Telefonda bir okur:
"25 Haziran 1974 tarihli yazınızı kesip saklamıştım, bugünlerde sırası geldi, hatırladım; ikinci kitabınızın 150. sayfasında..."Açtık kitabı, bulduk yazıyı:
"Ecevit'in Şiiri ve Birkaç Ayıp!"Hemen hatırladık, Ecevit'in Türk ve Yunan insanının dostluğunu, yakınlığını, benzerliğini anlatan şiiri;
"Yunanlıyla kardeş olduğunu / Sıla derdine düşünce anlarsın" diye biten şiir...
O günlerde bu şiiri, mal bulmuş, mağribi gibi eline geçirenler, Ecevit'i
"Gavur Yunan'ın dostu!" gibi seviyesiz bir düzeyde eleştiriyorlardı, neredeyse
"Vatan haini!" ilan edeceklerdi...
Bunların kim olduğunu çok iyi hatırlıyoruz ama, adlarını yazıp Ecevit'le dostluklarını (!) bozmak istemeyiz.
* * *
25 yıl önce, Ecevit'i
"Gavur dostu" olmakla suçladılar, şiirde Ecevit şöyle diyordu:
"Önce bir kahkaha çalınır kulağına,Sonra, rum şiveli Türkçeler
O Boğaz'dan bahseder
Sen rakıyı hatırlarsın
Yunanlıyla kardeş olduğunu
Sıla derdine düşünce anlarsın"
İşte, biz o gün bu şiire ve şaire yapılan haksız sadırılara cevap vermiş ve
"Ayıptır!" demiştik.
"Ama gel de bu ayıbı çirkin politikacıya anlat!"Biz, 25 yıl önceki yazımızın altına bugün de imzamızı atarız, Ecevit'i ve şiirini savunuruz.
Ya Ecevit'e, o gün
"Gavur dostu" diyenler, bugün neredeler?
Biz değişmedik!
* * *
ESKİ defteri açınca, bir başka yazımız çıktı ortaya.
1980,
"12 Eylül"e çeyrek var, CHP karışık, partiiçi muhalefet etkili, Ecevit, CHP'nin halinin basına yansımasına çok kızıyor ve grupta bir konuşma yapıyor.

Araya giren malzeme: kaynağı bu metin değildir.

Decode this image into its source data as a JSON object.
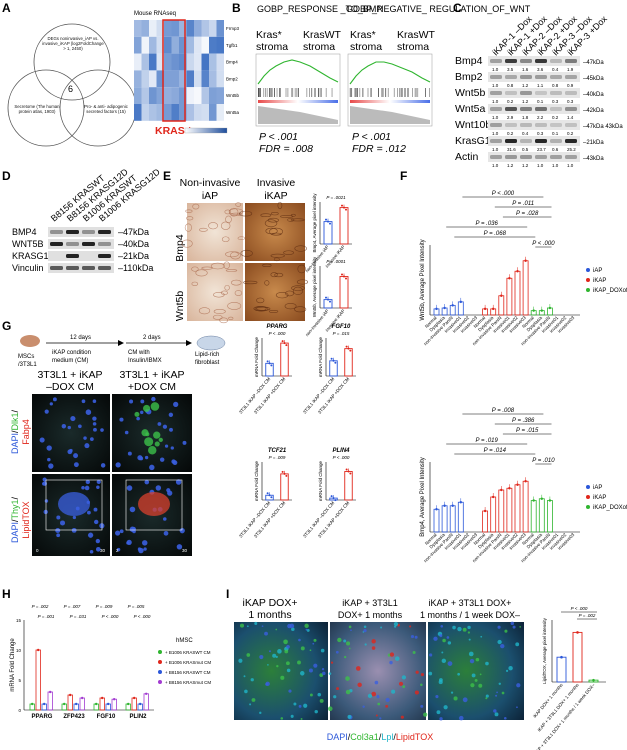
{
  "panels": [
    "A",
    "B",
    "C",
    "D",
    "E",
    "F",
    "G",
    "H",
    "I"
  ],
  "colors": {
    "iAP": "#2b57d9",
    "iKAP": "#e0261b",
    "iKAP_DOXoff": "#2fb52f",
    "B8156_WT": "#2b57d9",
    "B1006_mut": "#e0261b",
    "B1006_WT": "#2fb52f",
    "B8156_mut": "#a23bd1"
  },
  "a": {
    "venn": {
      "top": "DEGs noninvasive_iAP vs. invasive_iKAP (log2FoldChange > 1, 2450)",
      "left": "Secretome (The human protein atlas, 1903)",
      "right": "Pro- & anti- adipogenic secreted factors (15)",
      "center": "6"
    },
    "heatmap_title": "Mouse RNAseq",
    "genes": [
      "Frmp3",
      "Tgfb1",
      "Bmp4",
      "Bmp2",
      "Wnt5b",
      "Wnt5a"
    ],
    "kras_label": "KRAS *"
  },
  "b": {
    "titles": [
      "GOBP_RESPONSE _TO_BMP",
      "GOBP_NEGATIVE_ REGULATION_OF_WNT"
    ],
    "pair_left": "Kras*",
    "pair_right": "KrasWT",
    "stroma": "stroma",
    "stats": [
      [
        "P < .001",
        "FDR = .008"
      ],
      [
        "P < .001",
        "FDR = .012"
      ]
    ]
  },
  "c": {
    "lanes": [
      "iKAP-1 –Dox",
      "iKAP-1 +Dox",
      "iKAP-2 –Dox",
      "iKAP-2 +Dox",
      "iKAP-3 –Dox",
      "iKAP-3 +Dox"
    ],
    "bands": [
      {
        "name": "Bmp4",
        "size": "47kDa",
        "vals": [
          "1.0",
          "3.5",
          "1.6",
          "3.6",
          "0.4",
          "1.9"
        ]
      },
      {
        "name": "Bmp2",
        "size": "45kDa",
        "vals": [
          "1.0",
          "0.8",
          "1.2",
          "1.1",
          "0.8",
          "0.9"
        ]
      },
      {
        "name": "Wnt5b",
        "size": "40kDa",
        "vals": [
          "1.0",
          "0.2",
          "1.2",
          "0.1",
          "0.3",
          "0.3"
        ]
      },
      {
        "name": "Wnt5a",
        "size": "42kDa",
        "vals": [
          "1.0",
          "2.9",
          "1.8",
          "2.2",
          "0.2",
          "1.4"
        ]
      },
      {
        "name": "Wnt10b",
        "size": "47kDa 43kDa",
        "vals": [
          "1.0",
          "0.2",
          "0.4",
          "0.3",
          "0.1",
          "0.2"
        ]
      },
      {
        "name": "KrasG12D",
        "size": "21kDa",
        "vals": [
          "1.0",
          "31.6",
          "0.5",
          "23.7",
          "0.6",
          "25.2"
        ]
      },
      {
        "name": "Actin",
        "size": "43kDa",
        "vals": [
          "1.0",
          "1.2",
          "1.2",
          "1.0",
          "1.0",
          "1.0"
        ]
      }
    ]
  },
  "d": {
    "lanes": [
      "B8156 KRASWT",
      "B8156 KRASG12D",
      "B1006 KRASWT",
      "B1006 KRASG12D"
    ],
    "bands": [
      {
        "name": "BMP4",
        "size": "47kDa"
      },
      {
        "name": "WNT5B",
        "size": "40kDa"
      },
      {
        "name": "KRASG12D",
        "size": "21kDa"
      },
      {
        "name": "Vinculin",
        "size": "110kDa"
      }
    ]
  },
  "e": {
    "col1": "Non-invasive iAP",
    "col2": "Invasive iKAP",
    "rows": [
      "Bmp4",
      "Wnt5b"
    ],
    "p_top": "P = .0021",
    "p_bot": "P = .0001",
    "ylab_top": "Bmp4, Average pixel intensity",
    "ylab_bot": "Wnt5b, Average pixel intensity",
    "xcats": [
      "non-invasive iAP",
      "invasive iKAP"
    ]
  },
  "f": {
    "legend": [
      "iAP",
      "iKAP",
      "iKAP_DOXoff"
    ],
    "categories": [
      "Normal",
      "Dysplasia",
      "non-invasive PanIN",
      "invasive01",
      "invasive02",
      "invasive03",
      "Normal",
      "Dysplasia",
      "non-invasive PanIN",
      "invasive01",
      "invasive02",
      "invasive03",
      "Normal",
      "Dysplasia",
      "non-invasive PanIN",
      "invasive01",
      "invasive02",
      "invasive03"
    ],
    "top_stats": [
      "P < .000",
      "P = .011",
      "P = .028",
      "P = .036",
      "P = .068",
      "P < .000"
    ],
    "bot_stats": [
      "P = .008",
      "P = .386",
      "P = .015",
      "P = .019",
      "P = .014",
      "P = .010"
    ]
  },
  "g": {
    "flow": [
      "MSCs /3T3L1",
      "12 days",
      "iKAP condition medium (CM)",
      "2 days",
      "CM with Insulin/IBMX",
      "Lipid-rich fibroblast"
    ],
    "col1": "3T3L1 + iKAP –DOX CM",
    "col2": "3T3L1 + iKAP +DOX CM",
    "row1": "DAPI/Dlk1/ Fabp4",
    "row2": "DAPI/Thy1/ LipidTOX",
    "scale": "30 μm",
    "scale_ticks": [
      "0",
      "2",
      "30"
    ],
    "bars": [
      {
        "gene": "PPARG",
        "p": "P < .000"
      },
      {
        "gene": "FGF10",
        "p": "P = .015"
      },
      {
        "gene": "TCF21",
        "p": "P = .009"
      },
      {
        "gene": "PLIN4",
        "p": "P < .000"
      }
    ],
    "ylab": "mRNA Fold Change",
    "xcats": [
      "3T3L1 iKAP –DOX CM",
      "3T3L1 iKAP +DOX CM"
    ]
  },
  "h": {
    "ylab": "mRNA Fold Change",
    "genes": [
      "PPARG",
      "ZFP423",
      "FGF10",
      "PLIN2"
    ],
    "stats_top": [
      "P = .002",
      "P = .007",
      "P = .009",
      "P = .005"
    ],
    "stats_bot": [
      "P = .001",
      "P = .031",
      "P < .000",
      "P < .000"
    ],
    "legend_title": "hMSC",
    "legend": [
      "+ B1006 KRASWT CM",
      "+ B1006 KRASmut CM",
      "+ B8156 KRASWT CM",
      "+ B8156 KRASmut CM"
    ]
  },
  "i": {
    "cols": [
      "iKAP DOX+ 1 months",
      "iKAP + 3T3L1 DOX+ 1 months",
      "iKAP + 3T3L1 DOX+ 1 months / 1 week DOX–"
    ],
    "stain": "DAPI/Col3a1/Lpl/LipidTOX",
    "stats": [
      "P < .000",
      "P = .002"
    ],
    "ylab": "LipidTOX, Average pixel intensity"
  },
  "chart_data": [
    {
      "type": "bar",
      "panel": "E-top",
      "categories": [
        "non-invasive iAP",
        "invasive iKAP"
      ],
      "values": [
        80,
        130
      ],
      "ylim": [
        0,
        150
      ]
    },
    {
      "type": "bar",
      "panel": "E-bottom",
      "categories": [
        "non-invasive iAP",
        "invasive iKAP"
      ],
      "values": [
        40,
        150
      ],
      "ylim": [
        0,
        200
      ]
    },
    {
      "type": "bar",
      "panel": "F-top",
      "categories": [
        "Normal",
        "Dysplasia",
        "non-invasive PanIN",
        "invasive01",
        "invasive02",
        "invasive03"
      ],
      "series": [
        {
          "name": "iAP",
          "values": [
            7,
            8,
            11,
            15,
            0,
            0
          ]
        },
        {
          "name": "iKAP",
          "values": [
            7,
            7,
            22,
            42,
            50,
            62
          ]
        },
        {
          "name": "iKAP_DOXoff",
          "values": [
            5,
            5,
            8,
            0,
            0,
            0
          ]
        }
      ],
      "ylim": [
        0,
        80
      ],
      "ylabel": "Wnt5b, Average Pixel Intensity"
    },
    {
      "type": "bar",
      "panel": "F-bottom",
      "categories": [
        "Normal",
        "Dysplasia",
        "non-invasive PanIN",
        "invasive01",
        "invasive02",
        "invasive03"
      ],
      "series": [
        {
          "name": "iAP",
          "values": [
            13,
            15,
            15,
            17,
            0,
            0
          ]
        },
        {
          "name": "iKAP",
          "values": [
            12,
            20,
            24,
            25,
            27,
            29
          ]
        },
        {
          "name": "iKAP_DOXoff",
          "values": [
            18,
            19,
            18,
            0,
            0,
            0
          ]
        }
      ],
      "ylim": [
        0,
        40
      ],
      "ylabel": "Bmp4, Average Pixel Intensity"
    },
    {
      "type": "bar",
      "panel": "G-PPARG",
      "categories": [
        "3T3L1 iKAP –DOX CM",
        "3T3L1 iKAP +DOX CM"
      ],
      "values": [
        1.0,
        2.6
      ],
      "ylim": [
        0,
        3
      ]
    },
    {
      "type": "bar",
      "panel": "G-FGF10",
      "categories": [
        "3T3L1 iKAP –DOX CM",
        "3T3L1 iKAP +DOX CM"
      ],
      "values": [
        1.0,
        1.8
      ],
      "ylim": [
        0,
        2.5
      ]
    },
    {
      "type": "bar",
      "panel": "G-TCF21",
      "categories": [
        "3T3L1 iKAP –DOX CM",
        "3T3L1 iKAP +DOX CM"
      ],
      "values": [
        1.0,
        5.5
      ],
      "ylim": [
        0,
        8
      ]
    },
    {
      "type": "bar",
      "panel": "G-PLIN4",
      "categories": [
        "3T3L1 iKAP –DOX CM",
        "3T3L1 iKAP +DOX CM"
      ],
      "values": [
        1.0,
        15
      ],
      "ylim": [
        0,
        20
      ]
    },
    {
      "type": "bar",
      "panel": "H",
      "categories": [
        "PPARG",
        "ZFP423",
        "FGF10",
        "PLIN2"
      ],
      "series": [
        {
          "name": "+ B1006 KRASWT CM",
          "values": [
            1,
            1,
            1,
            1
          ]
        },
        {
          "name": "+ B1006 KRASmut CM",
          "values": [
            10,
            2.5,
            2,
            2
          ]
        },
        {
          "name": "+ B8156 KRASWT CM",
          "values": [
            1,
            1,
            1,
            1
          ]
        },
        {
          "name": "+ B8156 KRASmut CM",
          "values": [
            3,
            2,
            1.8,
            2.7
          ]
        }
      ],
      "ylim": [
        0,
        15
      ],
      "ylabel": "mRNA Fold Change"
    },
    {
      "type": "bar",
      "panel": "I",
      "categories": [
        "iKAP DOX+ 1 months",
        "iKAP + 3T3L1 DOX+ 1 months",
        "iKAP + 3T3L1 DOX+ 1 months / 1 week DOX–"
      ],
      "values": [
        4,
        8,
        0.3
      ],
      "ylim": [
        0,
        10
      ],
      "ylabel": "LipidTOX, Average pixel intensity"
    }
  ]
}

"Basın, asıl görevlerini yapacak yerde kaçış göstererek CHP'nin iç sorunlarına yönelmektedirler. Öyle ki, bizim U - 2 uçaklarının uçuşuyla ilgili önemli çıkışlarımız olduğu halde, buna hiç ilgi göstermediler, aldırış etmediler. O günlerde bile CHP'nin iç sorunlarına yöneldiler. Basın tam bir kaçış psikozu içindedir."* * *
BİZ de Ecevit'e
"Aynaya kızmayın!" diyoruz:
"Aynaya bakmazsanız, aynaya bakmaktan korkarsanız, ya da aynaya bakıp, kendine değil de aynaya kızarsanız, aynanın günahı ne?Yanılıyorsunuz Sayın Ecevit yanılıyorsunuz.
Hem de fena yanılıyorsunuz.
Siyaset tarihi hep böyle yanılgıya düşen, evham kumkumalarıyla doludur."
* * *
VE Ecevit'e bir hatırlatma...
"Solcular, Hilton Oteli'ne de karşı çıkmışlardı" diyorsunuz.
Daha öncesi de var...
Solcular, Amerikan savaş gemisi Missuri İstanbul'a gelince, Amerikalı denizcilere yaranmak için, Beyoğlu'nda, kerhanelerin bulunduğu, Abanoz sokağındaki evlerin badana edilmesine de karşı çıkmışlardı; eğer rahmetli
Doğan Nadi'yi de solcu sayarsanız, o da
"Güleriz ağlanacak halimize!" diye unutulmaz bir küçük fıkra yazmıştı.